Once the report request is made a record is created in the reports.ds collection. The report runner is expected to check that collection and run requested reports keeping the records updated as the reporting running processes proceeds. The final step is to either turn an error message of why the request failed or return the status of "available" with a link to where the report can be viewed or downloaded.
The system is deliberately simple. This is to keep it maintainable, easy for everyone to understand (developers and the people who request reports) and importantly easy to maintain. Report systems tend towards complexity so it is vital that the initial system be as simple as possible but still accomodate bith quick reports and those which may take hours to complete.
The report request process is integrated into the COLD admin UI. That UI lists the requests and includes a form to making a new request. When the report runner picks up a request several things need to happen.

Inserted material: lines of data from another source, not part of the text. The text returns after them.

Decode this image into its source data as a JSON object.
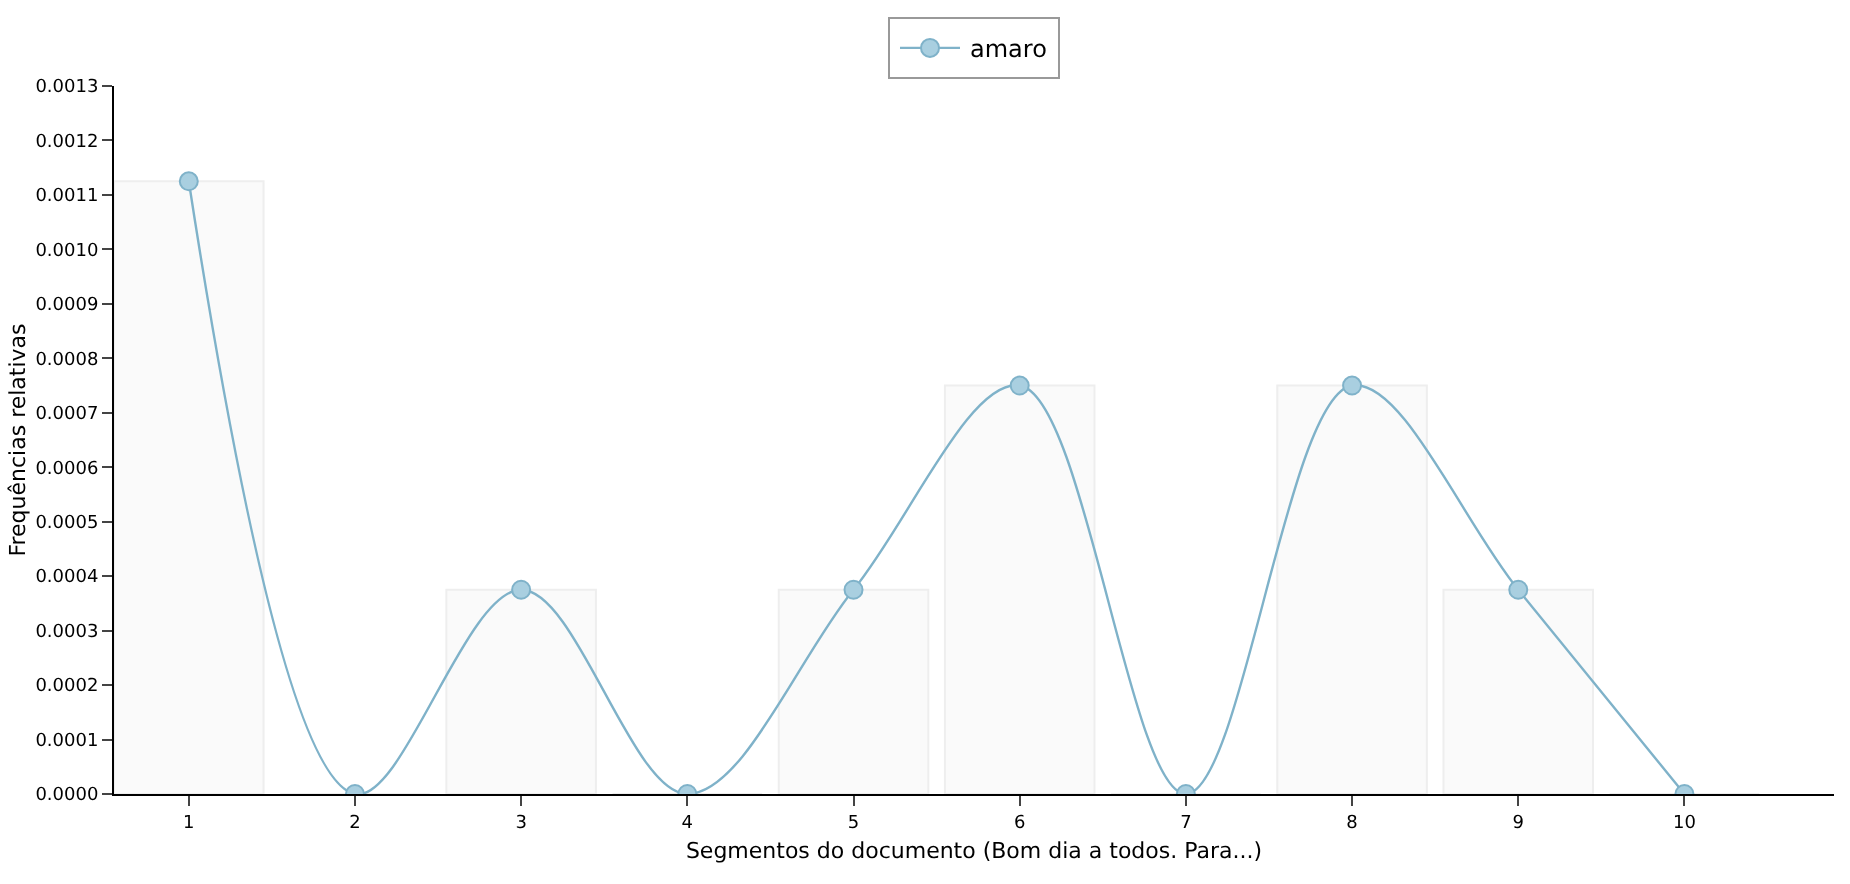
{
  "chart_data": {
    "type": "line",
    "xlabel": "Segmentos do documento (Bom dia a todos. Para...)",
    "ylabel": "Frequências relativas",
    "categories": [
      "1",
      "2",
      "3",
      "4",
      "5",
      "6",
      "7",
      "8",
      "9",
      "10"
    ],
    "series": [
      {
        "type": "bar",
        "color": "#fafafa",
        "values": [
          0.001125,
          0,
          0.000375,
          0,
          0.000375,
          0.00075,
          0,
          0.00075,
          0.000375,
          0
        ]
      },
      {
        "name": "amaro",
        "color": "#7fb2c9",
        "marker": "circle",
        "values": [
          0.001125,
          0,
          0.000375,
          0,
          0.000375,
          0.00075,
          0,
          0.00075,
          0.000375,
          0
        ]
      }
    ],
    "ylim": [
      0,
      0.0013
    ],
    "yticks": [
      {
        "value": 0,
        "label": "0.0000"
      },
      {
        "value": 0.0001,
        "label": "0.0001"
      },
      {
        "value": 0.0002,
        "label": "0.0002"
      },
      {
        "value": 0.0003,
        "label": "0.0003"
      },
      {
        "value": 0.0004,
        "label": "0.0004"
      },
      {
        "value": 0.0005,
        "label": "0.0005"
      },
      {
        "value": 0.0006,
        "label": "0.0006"
      },
      {
        "value": 0.0007,
        "label": "0.0007"
      },
      {
        "value": 0.0008,
        "label": "0.0008"
      },
      {
        "value": 0.0009,
        "label": "0.0009"
      },
      {
        "value": 0.001,
        "label": "0.0010"
      },
      {
        "value": 0.0011,
        "label": "0.0011"
      },
      {
        "value": 0.0012,
        "label": "0.0012"
      },
      {
        "value": 0.0013,
        "label": "0.0013"
      }
    ],
    "legend": "top"
  }
}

- report status should show that the report request is being processed
- the report request needs to be validated and if their is s problem an error returned the request processed close
If the request is valid then several things need to happen.

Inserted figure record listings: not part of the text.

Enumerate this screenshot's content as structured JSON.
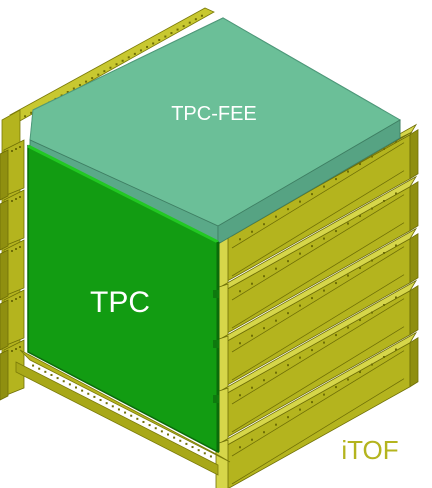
{
  "labels": {
    "top": "TPC-FEE",
    "front": "TPC",
    "side": "iTOF"
  },
  "colors": {
    "tpc_fee_top": "#6bbf98",
    "tpc_fee_edge": "#4f9a7b",
    "tpc_front": "#129c12",
    "tpc_front_edge": "#0b6b0b",
    "itof_panel": "#b4b41e",
    "itof_shadow": "#8f8f10",
    "itof_highlight": "#d6d64a",
    "itof_label": "#b4b41e"
  },
  "components": [
    "tpc-fee-board",
    "tpc-body",
    "itof-panels"
  ]
}
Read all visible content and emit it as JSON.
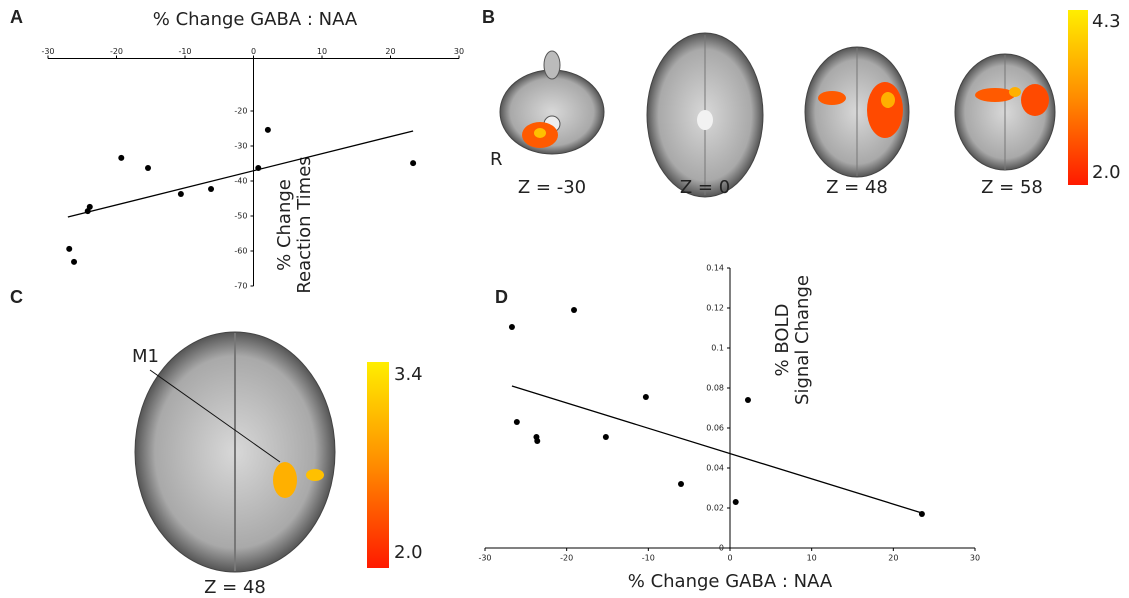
{
  "chart_data": [
    {
      "type": "scatter",
      "panel": "A",
      "title": "% Change GABA : NAA",
      "y_label": [
        "% Change",
        "Reaction Times"
      ],
      "x_axis": "top",
      "color": "#000000",
      "x": [
        -26.9,
        -26.2,
        -24.2,
        -23.9,
        -19.3,
        -15.4,
        -10.6,
        -6.2,
        0.7,
        2.1,
        23.3
      ],
      "y": [
        -59.4,
        -63.1,
        -48.6,
        -47.4,
        -33.4,
        -36.3,
        -43.7,
        -42.3,
        -36.3,
        -25.4,
        -34.9
      ],
      "fit": {
        "x": [
          -27.1,
          23.3
        ],
        "y": [
          -50.3,
          -25.7
        ]
      },
      "xlim": [
        -30,
        30
      ],
      "xticks": [
        -30,
        -20,
        -10,
        0,
        10,
        20,
        30
      ],
      "ylim": [
        -70,
        -5
      ],
      "yticks": [
        -20,
        -30,
        -40,
        -50,
        -60,
        -70
      ]
    },
    {
      "type": "scatter",
      "panel": "D",
      "x_label": "% Change GABA : NAA",
      "y_label": [
        "% BOLD",
        "Signal Change"
      ],
      "x_axis": "bottom",
      "color": "#000000",
      "x": [
        -26.7,
        -19.1,
        -26.1,
        -23.7,
        -23.6,
        -15.2,
        -10.3,
        -6.0,
        0.7,
        2.2,
        23.5
      ],
      "y": [
        0.1105,
        0.119,
        0.063,
        0.0555,
        0.0535,
        0.0555,
        0.0755,
        0.032,
        0.023,
        0.074,
        0.017
      ],
      "fit": {
        "x": [
          -26.7,
          23.5
        ],
        "y": [
          0.081,
          0.0175
        ]
      },
      "xlim": [
        -30,
        30
      ],
      "xticks": [
        -30,
        -20,
        -10,
        0,
        10,
        20,
        30
      ],
      "ylim": [
        0,
        0.14
      ],
      "yticks": [
        0,
        0.02,
        0.04,
        0.06,
        0.08,
        0.1,
        0.12,
        0.14
      ]
    }
  ],
  "panel_b": {
    "panel": "B",
    "side": "R",
    "slices": [
      "Z = -30",
      "Z = 0",
      "Z = 48",
      "Z = 58"
    ],
    "colorbar": {
      "max": 4.3,
      "min": {
        "value": 2,
        "label": "2.0"
      }
    }
  },
  "panel_c": {
    "panel": "C",
    "region": "M1",
    "slice": "Z = 48",
    "colorbar": {
      "max": 3.4,
      "min": {
        "value": 2,
        "label": "2.0"
      }
    }
  }
}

- the report definition needs to be retrieved (probably from memory)
- the designated script/program needs to be run
- the output of the script/program (stdout) needs to be read and streamed into a report document at the location specified by the report definition
- as the report executes output should be written to storage and a link generated
- if their is a problem the report process should terminal and the request updated with the status of error and message
- if the report executes successfully the request record should be updated wiht the status of "available" and the link
- if there are email(s) associated with the request a message needs to be sent out with the report name, final status and link if available or error message if not
Reports are programs or scripts (e.g. Bash, Python) that write their results to standard output, the runner reads that and takes care of saving the results and contacting the email addresses.
I've prototyped the report runner in TypeScript but am not happy with it. I am deciding if I should write this in Go or give Python a try.
I'm thinking reports could be simple script written in any langauge that write their output to standard out. The runner should be responsible for taking that output and writing it to an appropriate place (e.g. Google Drive).
Originally I was thinking that this should be the responsibility of the report script/program but given the level of complexity dealing with G-Drive I think the runner should be responsible for the final place the report resides.
My current view is a report request would look something like this.
{
"id": "6fec5fbf-5368-5d11-95c7-e2534752e3a5",
"report_name": "generate_people_csv",
"email": "[email protected],[email protected]",
"requested": "2024-10-25T19:37:44.169Z",
"status": "requested",
"link": "",
"updated": "2024-10-25T19:37:44.169Z"
}
The report definition should look more like this.
{
"report_name": "generate_people_csv",
"cmd": "./rpt_people_csv.bash",
"write_url": "s3://feeds.library.caltech.edu/people",
"link_url": "https://feeds.library.caltech.edu/people",
"basename": "people.csv",
"content_type": "text/csv",
"append_timestamp": false,
"options": []
}
The runner would check the report requests, take the requested information and validated it against the predefined reports. It would run the report capturing the output then write it to "write_base" appending the basename, optional timestamp and an file extension associated with the mime type (e.g ".csv" for a "text/csv"). I'm thinking aboutsupporting two storage protocols. They would be "file://", "s3://".
I considered writing directory to G-Drive since their is a practice of doing that manually. Google Drive API is problematic. Google changes API pretty frequently. Any time they make a change I will likely need to update or modify my code. Given my experience with the Google Sheet's API I feel this is an unnecessary burden. In princple it maybe possible to mount Google Drive as a FUSE file system but even that looks pretty tedious to maintain over the long run.
The NAS can be mounted easily to our data processing system. The staff requesting reports has access to that. For static websites like feeds, the S3 protocol is sufficient to easily distributed public oriented reports (e.g. people.csv, gorups.csv).
The problem is the NAS might be mounted in different ways on each person's computer. So a "file:///" link isn't viable. While writing to "file//datawork.library.caltech.edu/Sites/feeds_v1.6/htdocs/people/people.csv" makes sense to the software it doen't result in a clickable link for our end user. While writing to an S3 bucket can have a direct mapping to a URLs the NAS doesn't fit that situation.
Example "file://datawork.library.caltech.edu/Sites/feeds_v1.6/htdocs/people/people.csv" while eventually it'll get to "https://feeds.library.caltech.edu/people/people.csv" that isn't helpful when an end user wants a current, clickable link to see the report right at the point of creation.
I've written a prototype in TypeScript compiled with Deno. Creating webservices that take advantage of concurrency is more convoluted in TypeScript (e.g. need to use service workers) than Go. The report runner server should run as a systemd service. It is easy to implement a sequencial report runner in TypeScript but since reports can sometimes take hours to complete this isn't ideal. Taking advantage of concurrency in TypeScript means using service works. Given that case it makes more sense in writing the report runner in Go and taking advantage of Go's maturity in concurrency and as a service platform.